Comcast Corp (CMCSA) is not a good buy for a beginner investor with a long-term strategy and $50,000-$100,000 available for investment. The stock faces significant headwinds, including bearish analyst sentiment, declining financial performance, and cautious trading activity from Congress members. Additionally, technical indicators and options data do not suggest a strong positive momentum.
The MACD is below 0 and negatively contracting, indicating bearish momentum. RSI is neutral at 57.263, and moving averages are converging, showing no clear trend. Key support is at 30.5, and resistance is at 32.127. Overall, the technical indicators suggest a lack of strong upward momentum.

NULL identified. The options market shows some bullish sentiment, but this is outweighed by negative factors.
Downgraded analyst ratings with reduced price targets, including a recent downgrade to 'Underperform' by BNP Paribas with a $27 price target.

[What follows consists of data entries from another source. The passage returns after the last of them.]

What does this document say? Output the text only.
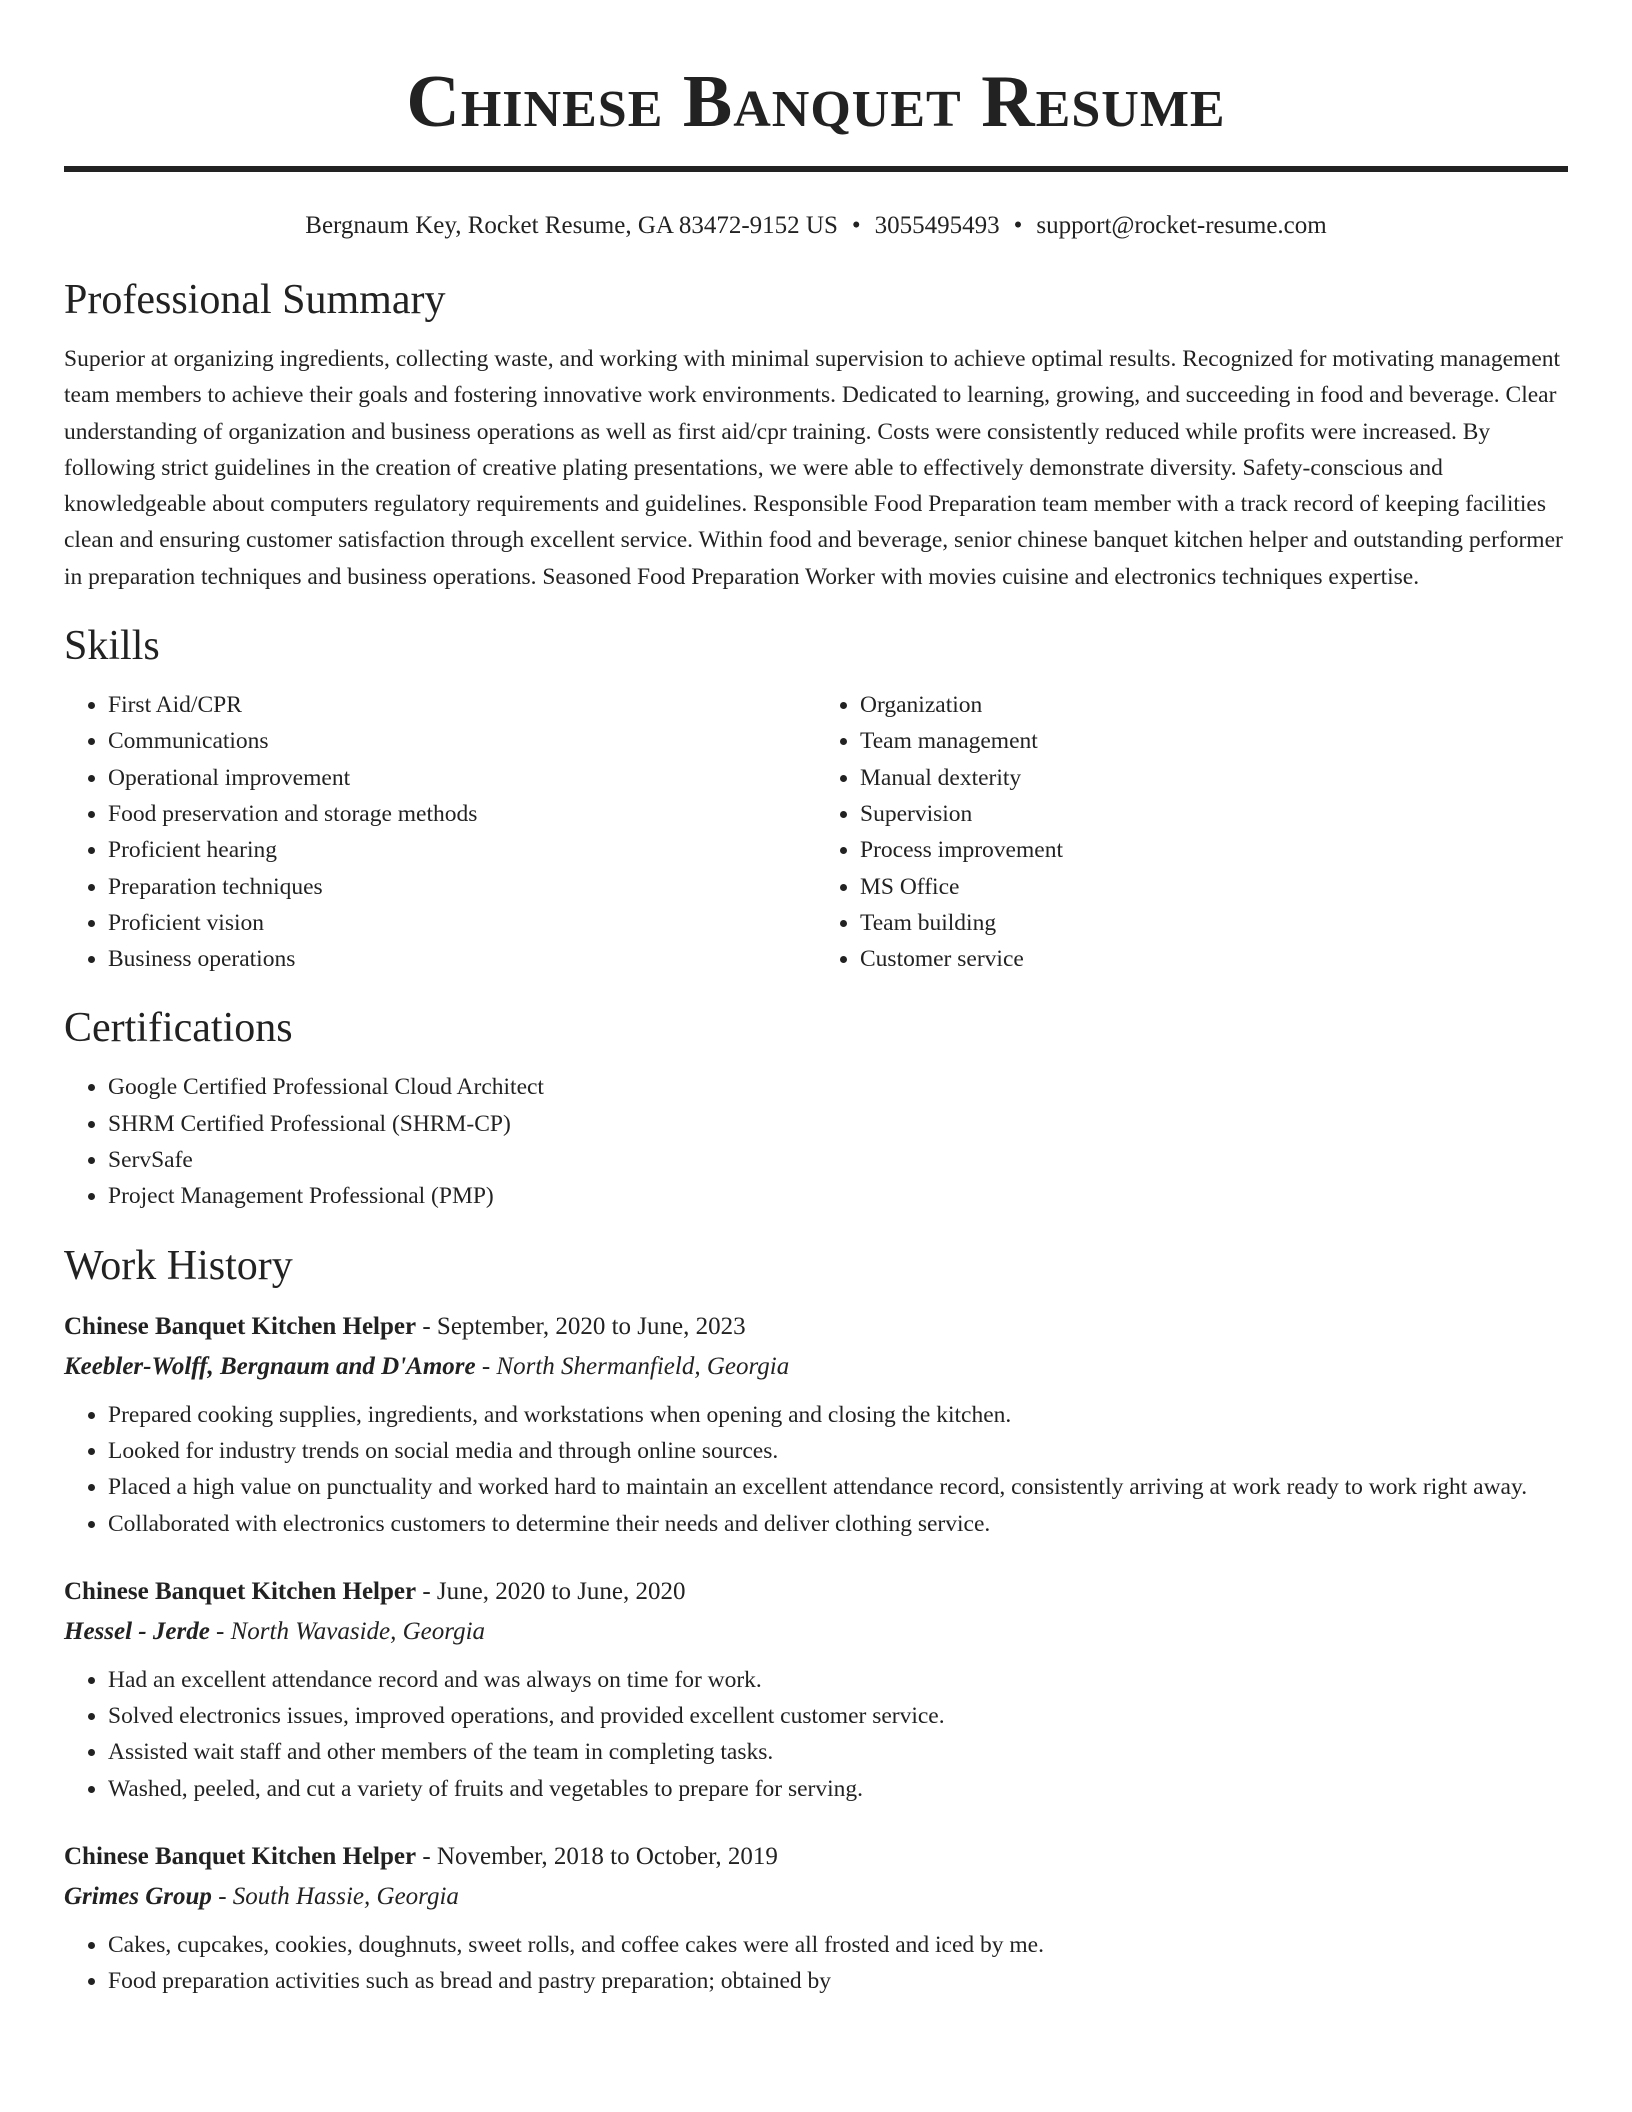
Chinese Banquet Resume
Bergnaum Key, Rocket Resume, GA 83472-9152 US • 3055495493 • support@rocket-resume.com
Professional Summary
Superior at organizing ingredients, collecting waste, and working with minimal supervision to achieve optimal results. Recognized for motivating management team members to achieve their goals and fostering innovative work environments. Dedicated to learning, growing, and succeeding in food and beverage. Clear understanding of organization and business operations as well as first aid/cpr training. Costs were consistently reduced while profits were increased. By following strict guidelines in the creation of creative plating presentations, we were able to effectively demonstrate diversity. Safety-conscious and knowledgeable about computers regulatory requirements and guidelines. Responsible Food Preparation team member with a track record of keeping facilities clean and ensuring customer satisfaction through excellent service. Within food and beverage, senior chinese banquet kitchen helper and outstanding performer in preparation techniques and business operations. Seasoned Food Preparation Worker with movies cuisine and electronics techniques expertise.
Skills
• First Aid/CPR
• Communications
• Operational improvement
• Food preservation and storage methods
• Proficient hearing
• Preparation techniques
• Proficient vision
• Business operations
• Organization
• Team management
• Manual dexterity
• Supervision
• Process improvement
• MS Office
• Team building
• Customer service
Certifications
• Google Certified Professional Cloud Architect
• SHRM Certified Professional (SHRM-CP)
• ServSafe
• Project Management Professional (PMP)
Work History
Chinese Banquet Kitchen Helper - September, 2020 to June, 2023
Keebler-Wolff, Bergnaum and D'Amore - North Shermanfield, Georgia
• Prepared cooking supplies, ingredients, and workstations when opening and closing the kitchen.
• Looked for industry trends on social media and through online sources.
• Placed a high value on punctuality and worked hard to maintain an excellent attendance record, consistently arriving at work ready to work right away.
• Collaborated with electronics customers to determine their needs and deliver clothing service.
Chinese Banquet Kitchen Helper - June, 2020 to June, 2020
Hessel - Jerde - North Wavaside, Georgia
• Had an excellent attendance record and was always on time for work.
• Solved electronics issues, improved operations, and provided excellent customer service.
• Assisted wait staff and other members of the team in completing tasks.
• Washed, peeled, and cut a variety of fruits and vegetables to prepare for serving.
Chinese Banquet Kitchen Helper - November, 2018 to October, 2019
Grimes Group - South Hassie, Georgia
• Cakes, cupcakes, cookies, doughnuts, sweet rolls, and coffee cakes were all frosted and iced by me.
• Food preparation activities such as bread and pastry preparation; obtained by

Declining financial performance in Q4 2025, with a significant drop in net income (-54.62% YoY) and EPS (-51.61% YoY).
Congress members have sold the stock in recent transactions, indicating a cautious outlook.

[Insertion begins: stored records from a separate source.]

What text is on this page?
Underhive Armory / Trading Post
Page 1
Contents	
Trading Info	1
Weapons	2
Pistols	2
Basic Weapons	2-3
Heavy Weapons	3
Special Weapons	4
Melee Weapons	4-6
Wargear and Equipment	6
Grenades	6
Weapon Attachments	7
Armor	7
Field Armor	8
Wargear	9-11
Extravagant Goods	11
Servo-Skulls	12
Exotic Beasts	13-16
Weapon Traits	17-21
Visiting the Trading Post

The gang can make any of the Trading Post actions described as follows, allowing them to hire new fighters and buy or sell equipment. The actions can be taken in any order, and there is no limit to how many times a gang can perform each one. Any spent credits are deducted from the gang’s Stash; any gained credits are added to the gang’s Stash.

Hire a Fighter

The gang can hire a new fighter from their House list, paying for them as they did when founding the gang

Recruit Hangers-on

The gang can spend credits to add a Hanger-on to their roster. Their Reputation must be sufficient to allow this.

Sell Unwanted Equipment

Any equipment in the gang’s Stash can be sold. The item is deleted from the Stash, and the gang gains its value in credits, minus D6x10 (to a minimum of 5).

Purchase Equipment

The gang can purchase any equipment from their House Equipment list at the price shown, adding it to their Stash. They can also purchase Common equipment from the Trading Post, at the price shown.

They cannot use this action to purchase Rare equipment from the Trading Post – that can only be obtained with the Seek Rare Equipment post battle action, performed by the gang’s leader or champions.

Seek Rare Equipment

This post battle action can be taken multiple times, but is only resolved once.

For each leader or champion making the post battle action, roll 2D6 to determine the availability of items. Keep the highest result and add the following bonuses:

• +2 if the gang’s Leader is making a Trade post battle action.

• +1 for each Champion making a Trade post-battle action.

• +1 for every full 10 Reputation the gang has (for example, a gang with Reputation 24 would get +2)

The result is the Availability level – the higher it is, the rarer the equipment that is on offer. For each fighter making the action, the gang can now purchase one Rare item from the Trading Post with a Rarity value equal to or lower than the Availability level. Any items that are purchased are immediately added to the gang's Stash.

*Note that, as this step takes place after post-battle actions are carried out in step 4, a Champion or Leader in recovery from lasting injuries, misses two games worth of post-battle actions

Increased competition and fiber headwinds as highlighted by analysts.
In Q4 2025, Comcast's revenue increased slightly by 1.24% YoY to $32.31 billion. However, net income dropped significantly by 54.62% YoY to $2.17 billion, and EPS fell by 51.61% YoY to 0.6. Gross margin also declined to 55.14%, down 2.55% YoY. These figures indicate weakening profitability and financial health.
Recent analyst sentiment is bearish. BNP Paribas downgraded the stock to 'Underperform' with a $27 price target. UBS, Scotiabank, and Bernstein also lowered their price targets, citing competitive pressures and mixed financial results. While Citi maintained a 'Buy' rating with a slight increase in the price target to $33, the overall trend in analyst ratings is negative.